There were also various health, environmental, energy security, and climate benefits for Atlas. The switch to using CNG resulted in the use of a cleaner, commercially viable transportation fuel that emits far fewer air pollutants (particulate matter, nitrous oxides, sulfur oxides, carbon monoxide, etc.) with links to negative health and environmental effects. Furthermore, this change resulted in a 16% reduction in greenhouse gas emissions, compared to the conventional diesel. Federal and state incentives were also given to encourage the use of renewable fuel used and developed, with technical and financial assistance given as needed.2 

ADDITIONAL RESOURCES 

Referenced Standards 

N/a 

Definitions 

Anaerobic Digestion

EPA Definition: Anaerobic digestion is a process through which bacteria break down organic matter—such as manure—without oxygen. As the bacteria “work,” they generate biogas. The biogas that is generated is made mostly of methane, the primary component of natural gas.

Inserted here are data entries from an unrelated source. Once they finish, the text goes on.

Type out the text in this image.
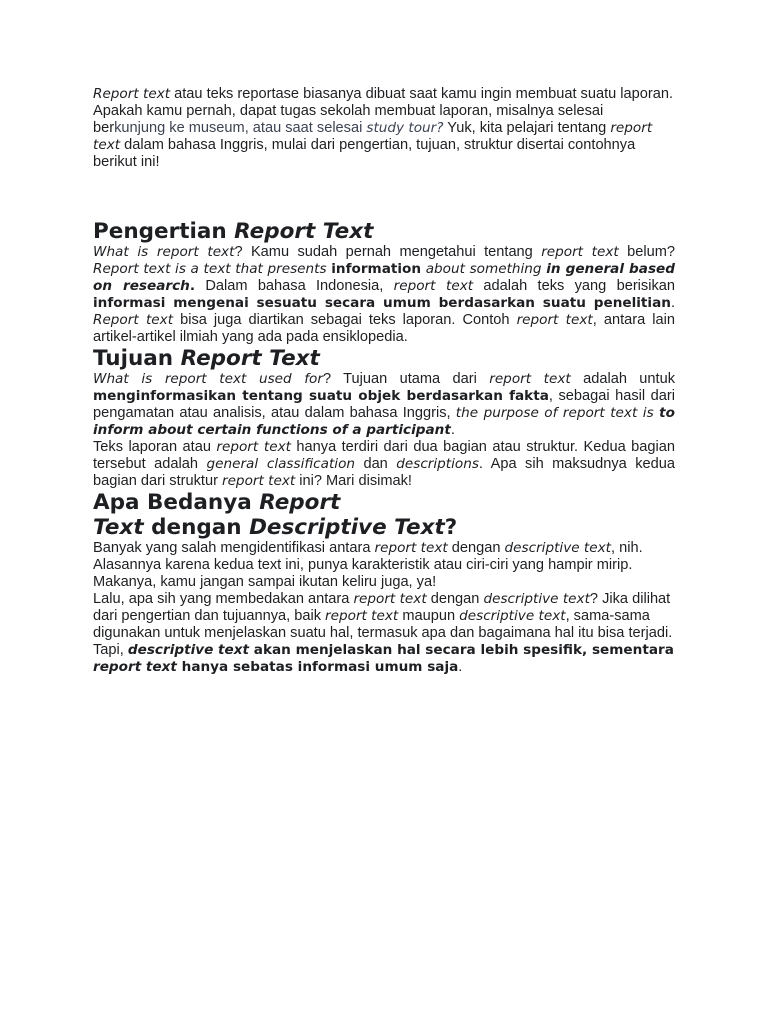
Report text atau teks reportase biasanya dibuat saat kamu ingin membuat suatu laporan. Apakah kamu pernah, dapat tugas sekolah membuat laporan, misalnya selesai berkunjung ke museum, atau saat selesai study tour? Yuk, kita pelajari tentang report text dalam bahasa Inggris, mulai dari pengertian, tujuan, struktur disertai contohnya berikut ini!

Pengertian Report Text

What is report text? Kamu sudah pernah mengetahui tentang report text belum? Report text is a text that presents information about something in general based on research. Dalam bahasa Indonesia, report text adalah teks yang berisikan informasi mengenai sesuatu secara umum berdasarkan suatu penelitian. Report text bisa juga diartikan sebagai teks laporan. Contoh report text, antara lain artikel-artikel ilmiah yang ada pada ensiklopedia.

Tujuan Report Text

What is report text used for? Tujuan utama dari report text adalah untuk menginformasikan tentang suatu objek berdasarkan fakta, sebagai hasil dari pengamatan atau analisis, atau dalam bahasa Inggris, the purpose of report text is to inform about certain functions of a participant.

Teks laporan atau report text hanya terdiri dari dua bagian atau struktur. Kedua bagian tersebut adalah general classification dan descriptions. Apa sih maksudnya kedua bagian dari struktur report text ini? Mari disimak!

Apa Bedanya Report
Text dengan Descriptive Text?

Banyak yang salah mengidentifikasi antara report text dengan descriptive text, nih. Alasannya karena kedua text ini, punya karakteristik atau ciri-ciri yang hampir mirip. Makanya, kamu jangan sampai ikutan keliru juga, ya!

Lalu, apa sih yang membedakan antara report text dengan descriptive text? Jika dilihat dari pengertian dan tujuannya, baik report text maupun descriptive text, sama-sama digunakan untuk menjelaskan suatu hal, termasuk apa dan bagaimana hal itu bisa terjadi.

Tapi, descriptive text akan menjelaskan hal secara lebih spesifik, sementara report text hanya sebatas informasi umum saja.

SWANA Definition: Degradation of organic wastes in the absence of oxygen by microorganisms and bacteria, releasing methane that can be collected and used as a fuel and producing relatively inert solid materials that can be processed for use as a soil amendment. An example of Anaerobic Digestion is the waste degradation that occurs in a landfill.

CO2e

EPA definition: Carbon dioxide equivalent or CO2e means the number of metric tons of CO2 emissions with the same global warming potential as one metric ton of another greenhouse gas 

Digestate

EPA Definition: The material that is left after anaerobic digestion happens is called “digestate.” Digestate is a wet mixture that is usually separated into a solid and a liquid. Digestate is rich in nutrients and can be used as fertilizer for crops.

Mesophilic Anaerobic Digestion 

Wikipedia Definition: Mesophilic digestion takes place optimally around 30 to 38 °C, or at ambient temperatures between 20 and 45 °C, where mesophiles are the primary microorganisms present.

Thermophilic Anaerobic Digestion 

Wikipedia Definition: Thermophilic digestion takes place optimally around 49 to 57 °C, or at elevated temperatures up to 70 °C, where thermophiles are the primary microorganisms present.